Sunday, 28 June 2015

Stranger than fiction

 
My guest, Sue Barnard tells us her story.

 
 
Ten years ago, I received, out of the blue, a letter which went on to change my life. It was to spark off a chain of events which led, a few months later, to my meeting up with the family that I never, in my wildest dreams, imagined that I would ever know.

It is a long and complicated story and would probably fill an entire book, but the piece that follows is just one small part of it. During the past ten years I have shared it with family and a few close friends, but now perhaps the time is right for it to have a wider audience.

Tissues at the ready?

THE PHOTOGRAPH

I’ve always been bizarrely fascinated by the kind of stories in which long-lost relatives are finally reunited, and their relationship is ultimately proved, by means of a pair of long-separated objects. But these stories belong in the realm of fairy tales with unexpected happy endings, not in the real world.  Or so I’d always thought...

As a product of the post-war baby-boom, I was born at a time when money was scarce and luxuries were even scarcer. For much of my childhood the family didn’t even own a camera, so photographs of my early years are very few and far between. Hence, the ones which do exist (mostly taken on borrowed Box Brownies) have become all the more valuable. Which might explain why I’ve kept them all – including one particular picture which, for my whole life, I’ve never really liked.

The photograph is a grainy black-and-white 3” x 2” enprint. It was taken at my first Christmas, when I was four months old, and shows me (dressed in my best but still baby-bald) sitting propped up on cushions on a dark velvet-upholstered sofa. I appear to be waving at the camera and half-smiling. The photo could have been quite pleasing, if it had been a simple above-the-waist shot:


But it isn’t.  It’s a full-frontal. And thanks to the low angle of the camera and a very unfortunate pose, the picture is dominated by a most unflattering expanse of terry-towelling nappy.

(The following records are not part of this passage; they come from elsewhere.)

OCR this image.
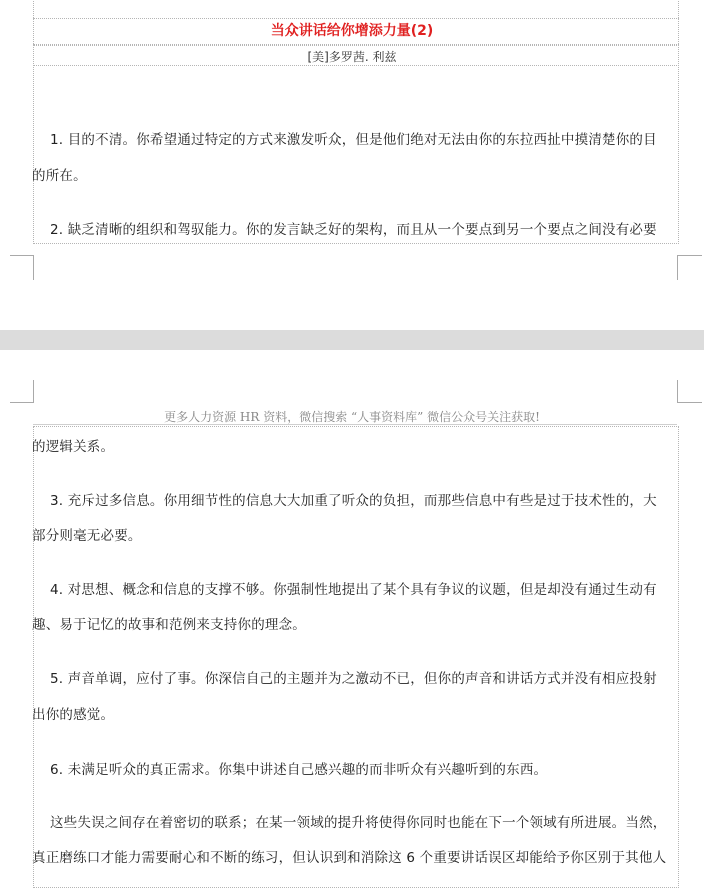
当众讲话给你增添力量(2)
[美]多罗茜. 利兹
1. 目的不清。你希望通过特定的方式来激发听众，但是他们绝对无法由你的东拉西扯中摸清楚你的目
的所在。
2. 缺乏清晰的组织和驾驭能力。你的发言缺乏好的架构，而且从一个要点到另一个要点之间没有必要
更多人力资源 HR 资料，微信搜索 “人事资料库” 微信公众号关注获取!
的逻辑关系。
3. 充斥过多信息。你用细节性的信息大大加重了听众的负担，而那些信息中有些是过于技术性的，大
部分则毫无必要。
4. 对思想、概念和信息的支撑不够。你强制性地提出了某个具有争议的议题，但是却没有通过生动有
趣、易于记忆的故事和范例来支持你的理念。
5. 声音单调，应付了事。你深信自己的主题并为之激动不已，但你的声音和讲话方式并没有相应投射
出你的感觉。
6. 未满足听众的真正需求。你集中讲述自己感兴趣的而非听众有兴趣听到的东西。
这些失误之间存在着密切的联系；在某一领域的提升将使得你同时也能在下一个领域有所进展。当然，
真正磨练口才能力需要耐心和不断的练习，但认识到和消除这 6 个重要讲话误区却能给予你区别于其他人
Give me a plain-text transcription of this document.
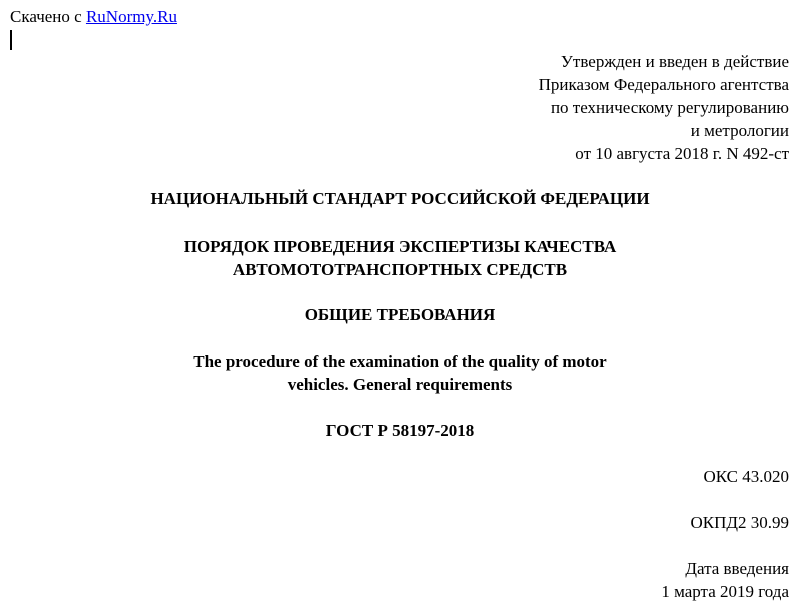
Скачено с RuNormy.Ru
Утвержден и введен в действие
Приказом Федерального агентства
по техническому регулированию
и метрологии
от 10 августа 2018 г. N 492-ст
НАЦИОНАЛЬНЫЙ СТАНДАРТ РОССИЙСКОЙ ФЕДЕРАЦИИ
ПОРЯДОК ПРОВЕДЕНИЯ ЭКСПЕРТИЗЫ КАЧЕСТВА
АВТОМОТОТРАНСПОРТНЫХ СРЕДСТВ
ОБЩИЕ ТРЕБОВАНИЯ
The procedure of the examination of the quality of motor
vehicles. General requirements
ГОСТ Р 58197-2018
ОКС 43.020
ОКПД2 30.99
Дата введения
1 марта 2019 года
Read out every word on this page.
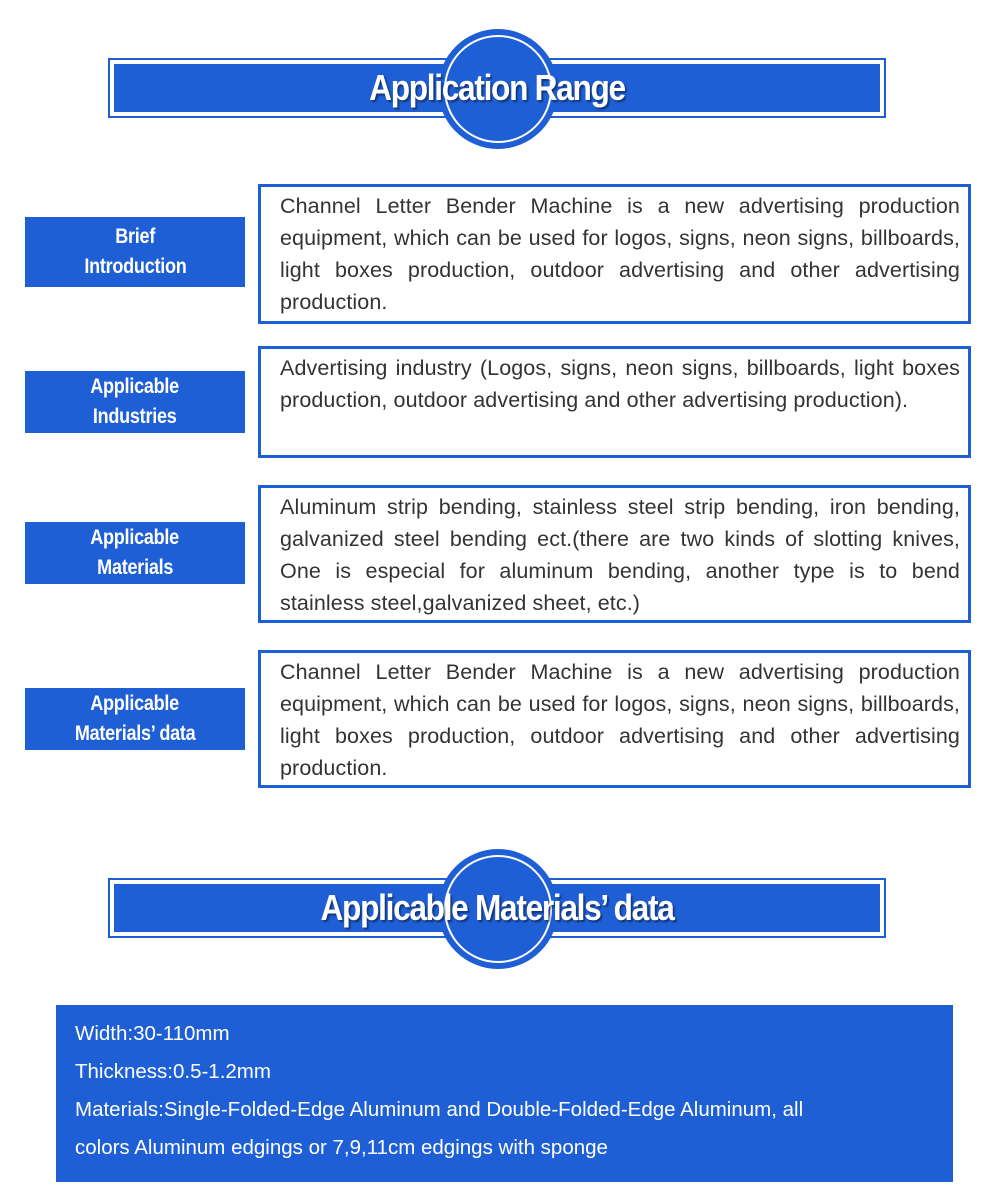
Application Range
Brief
Introduction

Channel Letter Bender Machine is a new advertising production equipment, which can be used for logos, signs, neon signs, billboards, light boxes production, outdoor advertising and other advertising production.

Applicable
Industries

Advertising industry (Logos, signs, neon signs, billboards, light boxes production, outdoor advertising and other advertising production).

Applicable
Materials

Aluminum strip bending, stainless steel strip bending, iron bending, galvanized steel bending ect.(there are two kinds of slotting knives, One is especial for aluminum bending, another type is to bend stainless steel,galvanized sheet, etc.)

Applicable
Materials’ data

Channel Letter Bender Machine is a new advertising production equipment, which can be used for logos, signs, neon signs, billboards, light boxes production, outdoor advertising and other advertising production.

Applicable Materials’ data
Width:30-110mm
Thickness:0.5-1.2mm
Materials:Single-Folded-Edge Aluminum and Double-Folded-Edge Aluminum, all
colors Aluminum edgings or 7,9,11cm edgings with sponge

Many a time, when I’ve come across my baby photos during a periodic clear-out, I’ve glared at this pre-pubescent knicker-flasher and reached for the waste paper basket. But somehow (by divine intervention?) she has always found her way back into the photo box…

*

For as long as I could remember, one of my favourite childhood bedtime stories was the one about how "we chose you to be our very special little girl." Brought up as an only child, and with little or no knowledge of the facts of life (That Sort Of Thing was just not talked about), I accepted this at face value and had no idea that it was in any way out of the ordinary. It was only during my first year at secondary school, when adoption was being discussed in a biology lesson, that I finally twigged what that bedtime story actually meant.

The rest of that school day passed in a blur, then back at home I plucked up the courage to ask. In a way, I suppose I had always known (my adoptive parents were wonderfully frank; they had never attempted, or intended, to conceal it from me), but the inescapable truth still came as a shock. I was shown the birth and adoption certificates which were issued when my adoption was finalised. They showed the date of my birth (which I already knew), and that I had been born in Wales (which I didn't know), but contained no other information to suggest that I had ever been called by any name other than the one I had always known. And for many years after that, it never crossed my mind that I might have had a different name at birth. Nor did I imagine, at that stage, that being an adoptee might make any significant difference to my life. I was, and had always been, part of the only family I had known – and in any case, adoption was a one-way ticket.

Or at least, it was – until a change in the law in 1975 made it possible to open doors which had previously remained firmly closed.

And so it was that some time after my adoptive parents died, I made a few tentative enquiries – and eventually obtained a copy of my original birth certificate. This was when I discovered, for the first time, that my name had not always been Susan. I had begun life, and had spent the six months before my adoption was legalised, as Edwina.

Further enquiries revealed that my birth parents had subsequently married – and I later discovered that they had even tried, at that point, to get me back. They went on to have two more children, both boys, and had emigrated to Australia in the 1960s, where my father had died in 1982 and where my brothers (both married and with families of their own) and my mother (who has since remarried) are still living.

How we finally made contact – and why my parents had not been able to keep me – is another story entirely. But during the early email exchanges which frequently flew between Manchester and Melbourne, one of my brothers told me that when our mother learned that I had been found, she had shown him a photograph of me as a baby.  I was very moved to learn that she had wanted to keep some small memento of the daughter she had been forced to give away – and even more moved to think that she should still have it, almost half a century later. He borrowed it from her, scanned it and emailed it to me. The attachment was labelled “edwina_baby.jpeg”:


Any doubts which I might have had about having finally found my birth family vanished the moment I opened the attachment. The very photograph which I had always hated had been the very one that my mother had always loved…
 
The Adoption, Search & Reunion site may be of help for those searching for adoption records.